Effective AI Adoption from Curiosity to Strategy
When I speak to organisations about AI, I often encounter the same concern.
"We don't want governance to slow us down."
Or:
"Won't standards and controls just get in the way of innovation?"
It's an understandable concern.
Many people see governance as something that is introduced after the exciting part is over. A necessary hurdle. A compliance exercise. A brake on innovation.
When it comes to AI, however, I believe the opposite is true.
In my experience, one of the most practical ways to accelerate the successful adoption of AI is to start with the thinking behind ISO/IEC 42001.
Not because it tells you what technology to buy.
Not because it tells you which AI tools to use.
And certainly not because every organisation needs to rush into certification.
But because it helps answer some of the most important questions that organisations often overlook.
Why Are We Using AI in the First Place?
Many organisations have already started experimenting with AI.
Teams are using it to write reports, analyse data, prepare bid responses, automate workflows, summarise meetings and support decision-making.
The technology is often adopted because it is available rather than because a clear business need has been identified.
As a result, organisations sometimes find themselves asking:
Which tools should we use?
Which subscriptions should we buy?
How do we control usage?
What return are we getting?
Before answering any of those questions, there is a more fundamental one:
What problem are we trying to solve?
One of the strengths of ISO 42001 is that it encourages organisations to start there.
It helps create clarity around:
Why AI is being introduced
What outcomes are expected
Which activities are suitable for AI
What benefits are being sought
How success will be measured
In other words, it helps organisations move from curiosity to strategy.
Safe AI Adoption Is Effective AI Adoption
Another misconception is that responsible AI and effective AI are somehow different objectives.
I would argue they are largely the same thing.
When people hear the phrase "responsible AI", they often think about regulation, compliance and risk management.
Those things are certainly important.
However, responsible AI is also about ensuring that AI delivers the outcomes you actually want.
Consider a bid team using AI to support tender submissions.
An unsafe approach might involve staff uploading confidential customer information into public AI tools without understanding where that information is stored.
An ineffective approach might involve generating large volumes of content that still require extensive rewriting.
A responsible approach would seek to achieve both objectives:
Protect confidential information
Improve productivity
Maintain quality
Retain accountability
Deliver better outcomes
The result is not simply safer AI.
It is better AI.
What Does Responsible AI Adoption Actually Mean?

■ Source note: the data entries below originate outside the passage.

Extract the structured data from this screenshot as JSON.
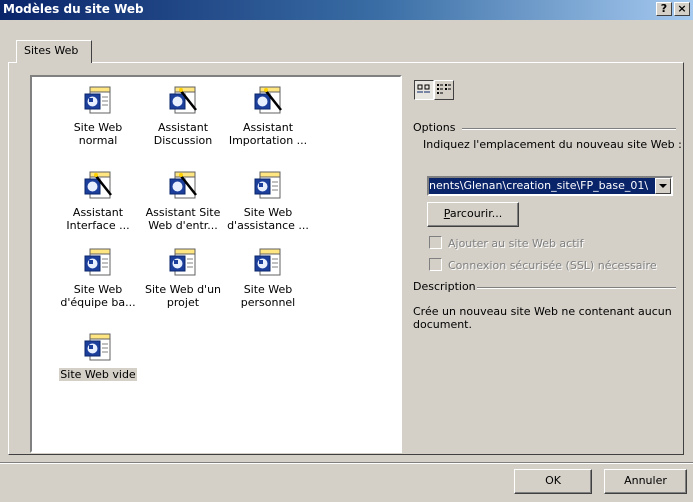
{
  "window": {
    "title": "Modèles du site Web",
    "help_label": "?",
    "close_label": "×"
  },
  "tabs": [
    {
      "label": "Sites Web"
    }
  ],
  "templates": [
    {
      "label_line1": "Site Web normal",
      "label_line2": "",
      "icon": "web-page-icon"
    },
    {
      "label_line1": "Assistant",
      "label_line2": "Discussion",
      "icon": "wizard-icon"
    },
    {
      "label_line1": "Assistant",
      "label_line2": "Importation ...",
      "icon": "wizard-icon"
    },
    {
      "label_line1": "Assistant",
      "label_line2": "Interface ...",
      "icon": "wizard-icon"
    },
    {
      "label_line1": "Assistant Site",
      "label_line2": "Web d'entr...",
      "icon": "wizard-icon"
    },
    {
      "label_line1": "Site Web",
      "label_line2": "d'assistance ...",
      "icon": "web-page-icon"
    },
    {
      "label_line1": "Site Web",
      "label_line2": "d'équipe ba...",
      "icon": "web-page-icon"
    },
    {
      "label_line1": "Site Web d'un",
      "label_line2": "projet",
      "icon": "web-page-icon"
    },
    {
      "label_line1": "Site Web",
      "label_line2": "personnel",
      "icon": "web-page-icon"
    },
    {
      "label_line1": "Site Web vide",
      "label_line2": "",
      "icon": "web-page-icon",
      "selected": true
    }
  ],
  "options": {
    "heading": "Options",
    "location_prompt": "Indiquez l'emplacement du nouveau site Web :",
    "location_value": "nents\\Glenan\\creation_site\\FP_base_01\\",
    "browse_label": "Parcourir...",
    "browse_access_key": "P",
    "browse_rest": "arcourir...",
    "checkbox_add_label": "Ajouter au site Web actif",
    "checkbox_ssl_label": "Connexion sécurisée (SSL) nécessaire"
  },
  "description": {
    "heading": "Description",
    "text": "Crée un nouveau site Web ne contenant aucun document."
  },
  "buttons": {
    "ok": "OK",
    "cancel": "Annuler"
  },
  "colors": {
    "title_bar": "#0a246a",
    "face": "#d4d0c8",
    "selection": "#0a246a"
  }
}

The phrase is often used but rarely explained.
In practical terms, responsible AI adoption means ensuring that AI is:
Appropriate
Used for tasks where it can genuinely add value.
Transparent
People understand when and how AI is being used.
Accountable
Someone remains responsible for decisions and outputs.
Reliable
Outputs are reviewed, tested and monitored.
Secure
Information and data are protected.
Aligned
AI supports organisational objectives rather than creating distractions.
When these elements are present, organisations are more likely to achieve sustainable benefits from AI.
A Practical Example
Imagine two organisations introducing AI into their bid function.

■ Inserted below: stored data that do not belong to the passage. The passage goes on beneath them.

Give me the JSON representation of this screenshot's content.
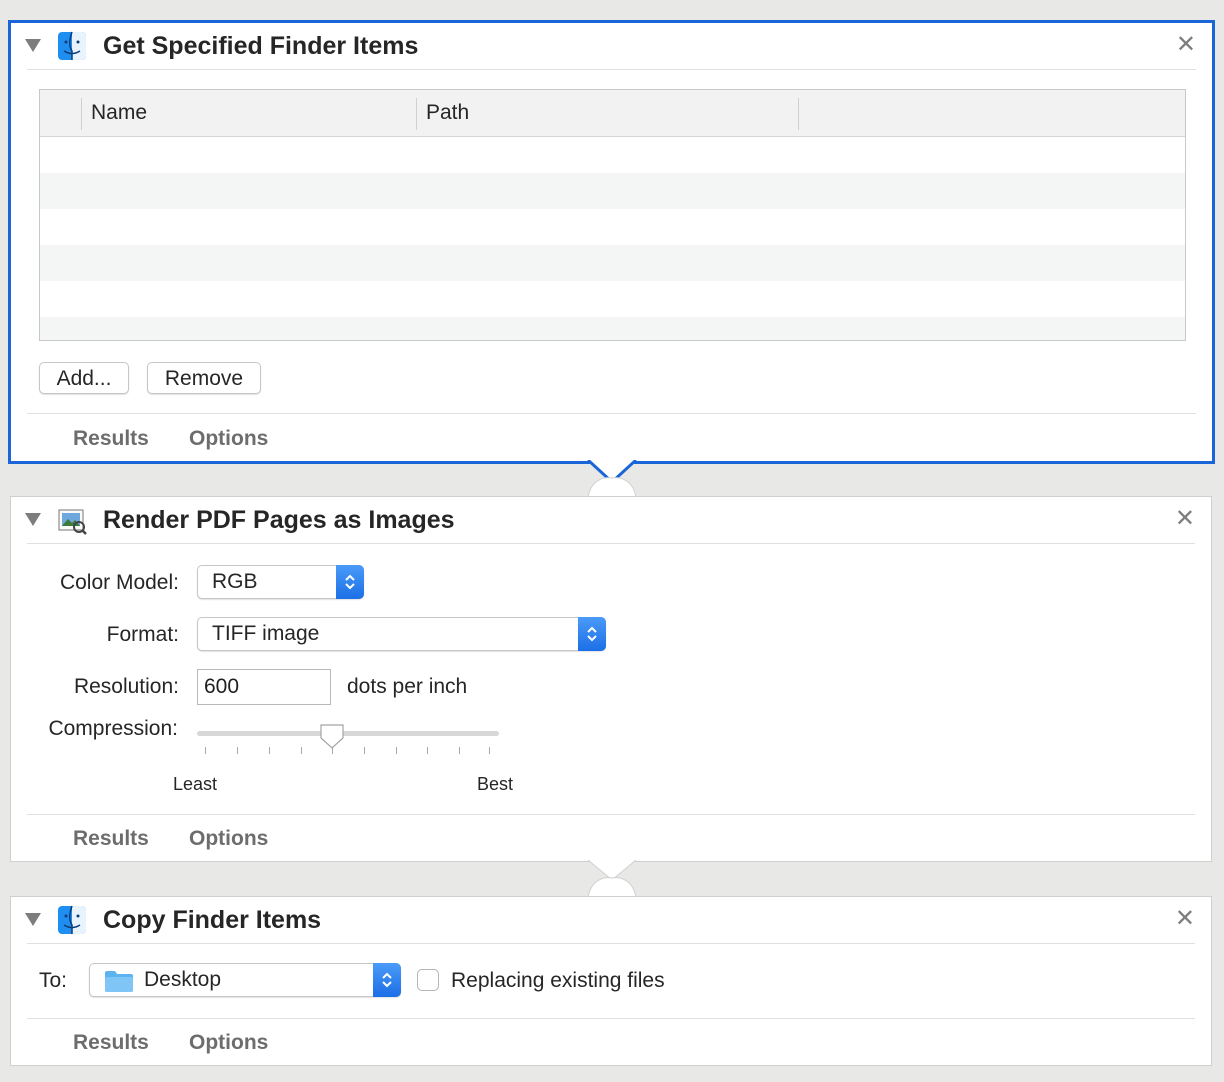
{
  "actions": [
    {
      "title": "Get Specified Finder Items",
      "icon": "finder-icon",
      "table": {
        "columns": [
          "Name",
          "Path"
        ],
        "rows": []
      },
      "buttons": {
        "add": "Add...",
        "remove": "Remove"
      },
      "footer": {
        "results": "Results",
        "options": "Options"
      }
    },
    {
      "title": "Render PDF Pages as Images",
      "icon": "preview-image-icon",
      "fields": {
        "color_model": {
          "label": "Color Model:",
          "value": "RGB"
        },
        "format": {
          "label": "Format:",
          "value": "TIFF image"
        },
        "resolution": {
          "label": "Resolution:",
          "value": "600",
          "unit": "dots per inch"
        },
        "compression": {
          "label": "Compression:",
          "min_label": "Least",
          "max_label": "Best",
          "value_fraction": 0.44
        }
      },
      "footer": {
        "results": "Results",
        "options": "Options"
      }
    },
    {
      "title": "Copy Finder Items",
      "icon": "finder-icon",
      "fields": {
        "to": {
          "label": "To:",
          "value": "Desktop",
          "icon": "folder-icon"
        },
        "replacing": {
          "label": "Replacing existing files",
          "checked": false
        }
      },
      "footer": {
        "results": "Results",
        "options": "Options"
      }
    }
  ],
  "colors": {
    "selection": "#1a66d9",
    "popup_accent": "#2f80f0"
  }
}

Organisation A gives staff unrestricted access to AI tools and encourages experimentation.
Organisation B starts by identifying:
Which bid activities consume the most time
Which tasks could benefit from AI assistance
What risks need to be managed
How quality will be maintained
What productivity improvements are expected
At first glance, Organisation A may appear to be moving faster.
In reality, Organisation B is often more likely to achieve meaningful and repeatable results because it understands what success looks like before implementation begins.

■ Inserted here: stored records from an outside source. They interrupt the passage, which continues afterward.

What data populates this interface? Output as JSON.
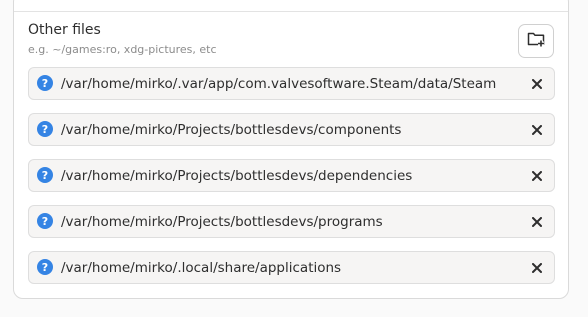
{
  "section": {
    "title": "Other files",
    "subtitle": "e.g. ~/games:ro, xdg-pictures, etc",
    "add_icon": "folder-add-icon"
  },
  "entries": [
    {
      "path": "/var/home/mirko/.var/app/com.valvesoftware.Steam/data/Steam",
      "icon": "question-icon",
      "remove_icon": "close-icon"
    },
    {
      "path": "/var/home/mirko/Projects/bottlesdevs/components",
      "icon": "question-icon",
      "remove_icon": "close-icon"
    },
    {
      "path": "/var/home/mirko/Projects/bottlesdevs/dependencies",
      "icon": "question-icon",
      "remove_icon": "close-icon"
    },
    {
      "path": "/var/home/mirko/Projects/bottlesdevs/programs",
      "icon": "question-icon",
      "remove_icon": "close-icon"
    },
    {
      "path": "/var/home/mirko/.local/share/applications",
      "icon": "question-icon",
      "remove_icon": "close-icon"
    }
  ],
  "colors": {
    "accent": "#3584e4",
    "row_bg": "#f6f5f4"
  }
}
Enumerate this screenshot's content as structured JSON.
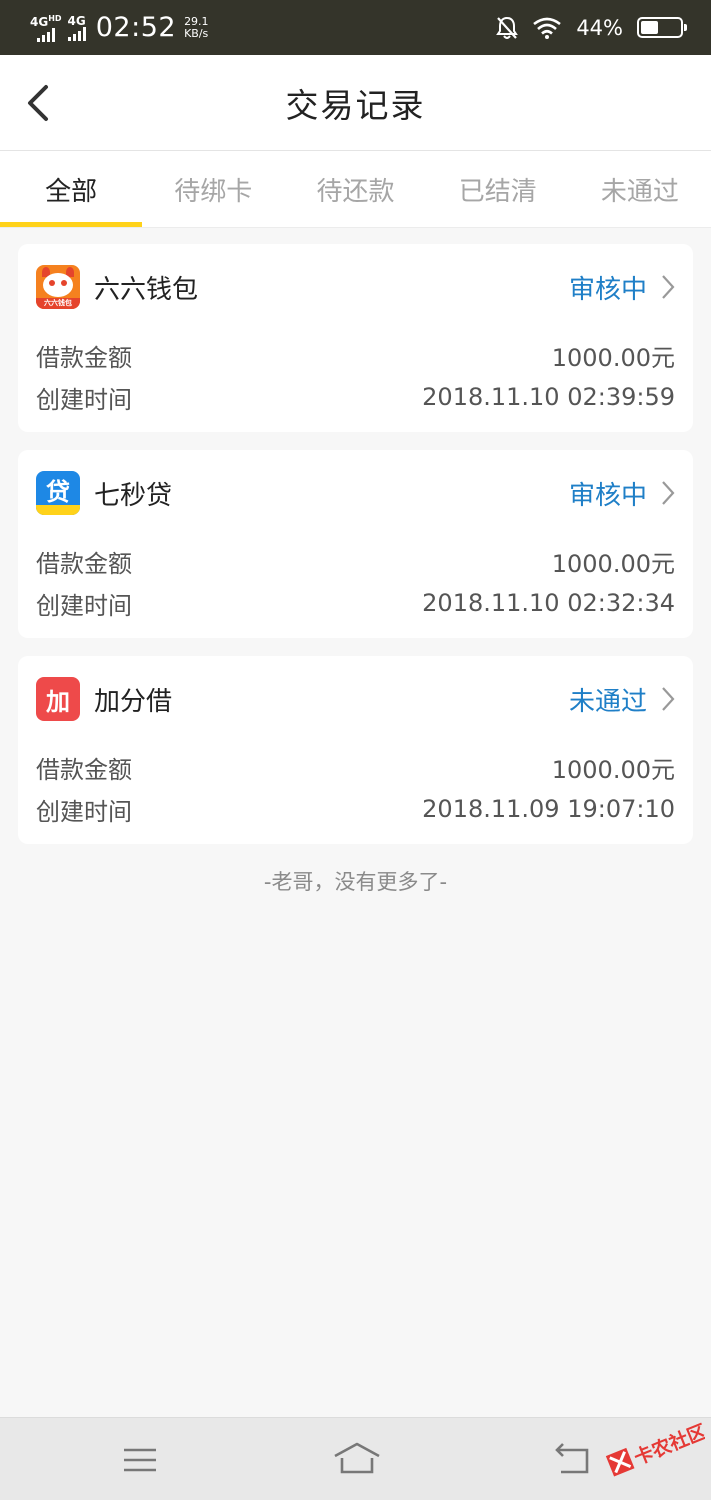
{
  "status_bar": {
    "network_1": "4G",
    "network_1_sup": "HD",
    "network_2": "4G",
    "time": "02:52",
    "speed_value": "29.1",
    "speed_unit": "KB/s",
    "battery_percent": "44%",
    "battery_level": 0.44
  },
  "header": {
    "title": "交易记录"
  },
  "tabs": [
    {
      "label": "全部",
      "active": true
    },
    {
      "label": "待绑卡",
      "active": false
    },
    {
      "label": "待还款",
      "active": false
    },
    {
      "label": "已结清",
      "active": false
    },
    {
      "label": "未通过",
      "active": false
    }
  ],
  "labels": {
    "amount": "借款金额",
    "created": "创建时间"
  },
  "records": [
    {
      "app_name": "六六钱包",
      "status": "审核中",
      "amount": "1000.00元",
      "created_at": "2018.11.10 02:39:59",
      "logo_text": "六六钱包",
      "logo_icon": "sixsix-wallet-icon"
    },
    {
      "app_name": "七秒贷",
      "status": "审核中",
      "amount": "1000.00元",
      "created_at": "2018.11.10 02:32:34",
      "logo_text": "贷",
      "logo_icon": "qimiaodai-icon"
    },
    {
      "app_name": "加分借",
      "status": "未通过",
      "amount": "1000.00元",
      "created_at": "2018.11.09 19:07:10",
      "logo_text": "加",
      "logo_icon": "jiafenjie-icon"
    }
  ],
  "end_note": "-老哥，没有更多了-",
  "watermark": {
    "text": "卡农社区"
  },
  "colors": {
    "accent": "#ffd21a",
    "status_blue": "#1f7fc7",
    "status_bar": "#34342a"
  }
}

That is the type of thinking encouraged by ISO 42001.
What About Certification?
Certification is often the part people hear about first.
In reality, certification is usually the outcome rather than the starting point.
To achieve certification, organisations need to demonstrate that they have established a structured AI Management System that includes areas such as:
Leadership and accountability
AI policies and objectives
Risk assessment and treatment
Operational controls
Supplier management
Performance monitoring
Continual improvement
The certification process provides independent assurance that these arrangements are operating effectively.
For some organisations, that assurance may become increasingly valuable as customers, regulators, procurement teams and investors seek evidence of responsible AI governance.
The Real Opportunity
The greatest value of ISO 42001 is not the certificate on the wall.
It is the discipline of asking the right questions before, during and after AI adoption.
What are we trying to achieve?
How will we measure success?
Who is accountable?
What could go wrong?
How do we maximise the benefits while managing the risks?
Organisations that can answer these questions clearly are often the organisations that realise the greatest value from AI.
Far from restricting innovation, a structured approach to AI can provide the confidence to innovate more effectively.
Perhaps that is the biggest misconception of all.
Good governance is not the enemy of innovation.
More often than not, it is what allows innovation to succeed.